На первый взгляд нельзя было сказать, что турнир сложился для Шипулина неудачно — он завоевал серебро и бронзу. Но Мартен точно знал, что после недавней феерии добродушного Антхольца Антон воспринимает эти медали как провал. Это чувство ему было более, чем понятно. И именно поэтому он сейчас стоял неподвижно, не зная, что можно сказать в данной ситуации.

— Слушай, хватит уже, а? — наконец не выдержал он. — Глядя на тебя, можно подумать, что ты все гонки финишировал на семидесятых-восьмидесятых местах, не меньше.

Антон резко обернулся и обжег Мартена таким взглядом, что тот с трудом подавил желание отшатнуться. Слишком много всего было там намешано: и ненависть, и раздражение, и отчаяние, и много такого, чему Мартен не смог или просто испугался дать название. Такое ощущение, что Шипулин только и ждал повода вцепиться кому-то в глотку. И Мартен очень сильно подозревал, что не просто «кому-то».

— Ты ни хрена не понимаешь! — злобно выплюнул Антон. — Эти проклятые три с половиной секунды! Две гонки — и в обеих до золота три с половиной секунды! Опять этот гребаный промах на первой стойке! Как это?! Ну как, мать твою???

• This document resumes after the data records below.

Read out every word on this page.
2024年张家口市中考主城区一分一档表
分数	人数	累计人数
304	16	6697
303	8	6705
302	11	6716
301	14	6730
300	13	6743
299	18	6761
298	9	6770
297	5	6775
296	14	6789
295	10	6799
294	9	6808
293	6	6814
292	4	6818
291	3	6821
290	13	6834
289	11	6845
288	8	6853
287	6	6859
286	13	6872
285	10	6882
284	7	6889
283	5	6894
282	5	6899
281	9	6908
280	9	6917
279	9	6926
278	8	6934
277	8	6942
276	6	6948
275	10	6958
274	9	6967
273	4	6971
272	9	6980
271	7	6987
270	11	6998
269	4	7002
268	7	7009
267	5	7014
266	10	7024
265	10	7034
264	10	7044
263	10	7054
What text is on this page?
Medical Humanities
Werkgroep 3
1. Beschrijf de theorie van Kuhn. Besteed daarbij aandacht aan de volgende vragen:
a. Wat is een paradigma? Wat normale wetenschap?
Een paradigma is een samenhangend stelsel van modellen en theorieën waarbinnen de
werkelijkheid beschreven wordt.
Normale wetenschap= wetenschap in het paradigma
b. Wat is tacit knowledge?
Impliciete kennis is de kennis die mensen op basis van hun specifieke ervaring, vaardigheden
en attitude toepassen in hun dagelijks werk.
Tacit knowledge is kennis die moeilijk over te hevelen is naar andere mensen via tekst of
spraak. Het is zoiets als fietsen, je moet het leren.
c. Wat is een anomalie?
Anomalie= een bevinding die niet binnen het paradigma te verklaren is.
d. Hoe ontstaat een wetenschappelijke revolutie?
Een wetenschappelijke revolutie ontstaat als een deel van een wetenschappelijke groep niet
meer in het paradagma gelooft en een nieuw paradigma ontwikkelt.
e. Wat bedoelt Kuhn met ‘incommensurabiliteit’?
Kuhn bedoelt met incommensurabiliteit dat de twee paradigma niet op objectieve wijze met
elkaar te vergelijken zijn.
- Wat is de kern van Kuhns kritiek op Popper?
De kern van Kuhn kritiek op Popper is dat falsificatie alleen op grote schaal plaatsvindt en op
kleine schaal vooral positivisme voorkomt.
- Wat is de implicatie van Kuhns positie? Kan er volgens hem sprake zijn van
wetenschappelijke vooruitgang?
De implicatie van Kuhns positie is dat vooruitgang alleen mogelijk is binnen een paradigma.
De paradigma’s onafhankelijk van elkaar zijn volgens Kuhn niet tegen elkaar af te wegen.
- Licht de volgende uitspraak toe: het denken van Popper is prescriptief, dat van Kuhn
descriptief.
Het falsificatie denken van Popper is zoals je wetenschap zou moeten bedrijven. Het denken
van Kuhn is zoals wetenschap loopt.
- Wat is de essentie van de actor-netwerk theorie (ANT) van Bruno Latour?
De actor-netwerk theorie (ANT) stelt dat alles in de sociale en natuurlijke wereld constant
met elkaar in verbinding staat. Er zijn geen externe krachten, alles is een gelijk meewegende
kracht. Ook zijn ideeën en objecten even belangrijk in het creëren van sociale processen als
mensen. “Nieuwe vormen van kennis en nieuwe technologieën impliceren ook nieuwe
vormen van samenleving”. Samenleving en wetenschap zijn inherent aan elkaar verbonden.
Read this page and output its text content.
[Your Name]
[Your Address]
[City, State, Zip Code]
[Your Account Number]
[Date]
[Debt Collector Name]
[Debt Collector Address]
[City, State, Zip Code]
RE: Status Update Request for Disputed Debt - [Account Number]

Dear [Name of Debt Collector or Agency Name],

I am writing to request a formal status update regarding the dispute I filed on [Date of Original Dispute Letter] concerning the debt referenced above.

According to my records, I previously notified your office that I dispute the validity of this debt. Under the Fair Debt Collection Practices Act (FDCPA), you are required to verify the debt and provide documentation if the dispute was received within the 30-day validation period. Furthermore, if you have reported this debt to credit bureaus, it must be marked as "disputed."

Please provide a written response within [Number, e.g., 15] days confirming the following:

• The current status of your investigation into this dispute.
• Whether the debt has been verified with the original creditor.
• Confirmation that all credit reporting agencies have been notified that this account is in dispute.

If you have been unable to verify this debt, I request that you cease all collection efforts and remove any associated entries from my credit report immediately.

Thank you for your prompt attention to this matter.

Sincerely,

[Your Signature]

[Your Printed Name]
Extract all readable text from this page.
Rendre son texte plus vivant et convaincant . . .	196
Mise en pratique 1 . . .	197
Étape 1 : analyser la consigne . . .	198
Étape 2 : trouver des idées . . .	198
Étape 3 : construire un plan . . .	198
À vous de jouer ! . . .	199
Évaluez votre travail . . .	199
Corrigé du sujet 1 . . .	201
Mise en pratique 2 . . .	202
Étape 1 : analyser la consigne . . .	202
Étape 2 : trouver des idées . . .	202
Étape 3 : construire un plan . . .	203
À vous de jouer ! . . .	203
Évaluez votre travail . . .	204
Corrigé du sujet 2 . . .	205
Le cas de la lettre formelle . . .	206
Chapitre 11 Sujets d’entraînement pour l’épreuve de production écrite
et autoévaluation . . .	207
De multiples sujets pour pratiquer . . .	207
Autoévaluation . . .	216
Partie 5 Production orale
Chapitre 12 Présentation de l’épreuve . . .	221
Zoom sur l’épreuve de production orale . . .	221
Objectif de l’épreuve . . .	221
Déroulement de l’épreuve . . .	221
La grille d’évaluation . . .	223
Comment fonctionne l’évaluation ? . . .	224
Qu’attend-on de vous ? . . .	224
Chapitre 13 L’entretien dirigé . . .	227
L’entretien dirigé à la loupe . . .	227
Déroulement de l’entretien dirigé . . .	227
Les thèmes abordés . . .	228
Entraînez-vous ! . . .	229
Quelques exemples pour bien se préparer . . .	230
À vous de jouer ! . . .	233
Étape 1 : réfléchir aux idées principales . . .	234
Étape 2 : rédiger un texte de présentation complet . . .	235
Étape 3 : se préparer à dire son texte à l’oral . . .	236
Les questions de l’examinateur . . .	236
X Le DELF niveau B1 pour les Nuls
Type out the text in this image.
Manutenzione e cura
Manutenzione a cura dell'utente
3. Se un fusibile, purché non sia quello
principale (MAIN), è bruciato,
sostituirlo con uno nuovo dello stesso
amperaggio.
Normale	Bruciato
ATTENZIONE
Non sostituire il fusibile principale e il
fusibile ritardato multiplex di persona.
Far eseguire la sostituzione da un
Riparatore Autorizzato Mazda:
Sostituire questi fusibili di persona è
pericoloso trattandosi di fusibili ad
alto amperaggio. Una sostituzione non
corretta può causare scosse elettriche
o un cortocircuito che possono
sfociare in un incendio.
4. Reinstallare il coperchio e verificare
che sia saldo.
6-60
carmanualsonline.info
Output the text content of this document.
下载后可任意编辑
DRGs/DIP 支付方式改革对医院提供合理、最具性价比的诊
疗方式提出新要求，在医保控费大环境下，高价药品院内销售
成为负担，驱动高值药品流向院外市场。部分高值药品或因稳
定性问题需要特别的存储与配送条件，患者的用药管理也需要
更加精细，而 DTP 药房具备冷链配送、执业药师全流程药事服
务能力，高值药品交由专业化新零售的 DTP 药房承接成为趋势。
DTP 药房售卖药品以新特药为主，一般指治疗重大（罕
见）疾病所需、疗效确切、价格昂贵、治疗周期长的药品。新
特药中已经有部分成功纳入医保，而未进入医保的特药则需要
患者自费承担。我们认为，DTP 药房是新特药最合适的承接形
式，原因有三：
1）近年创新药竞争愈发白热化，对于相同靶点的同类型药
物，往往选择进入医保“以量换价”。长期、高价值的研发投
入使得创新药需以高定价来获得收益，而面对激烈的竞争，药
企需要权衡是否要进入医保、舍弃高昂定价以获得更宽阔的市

— Я в преследовании вообще Эмилю одну десятую на финише проиграл, — резонно возразил француз, стараясь не заводиться в ответ. — Мне, что, в таком случае убиться надо было по твоей логике?

— Да пошел ты! — процедил Антон. – Тебе золотом меньше, золотом больше, один хрен! А у меня сегодня такой шанс на победу был…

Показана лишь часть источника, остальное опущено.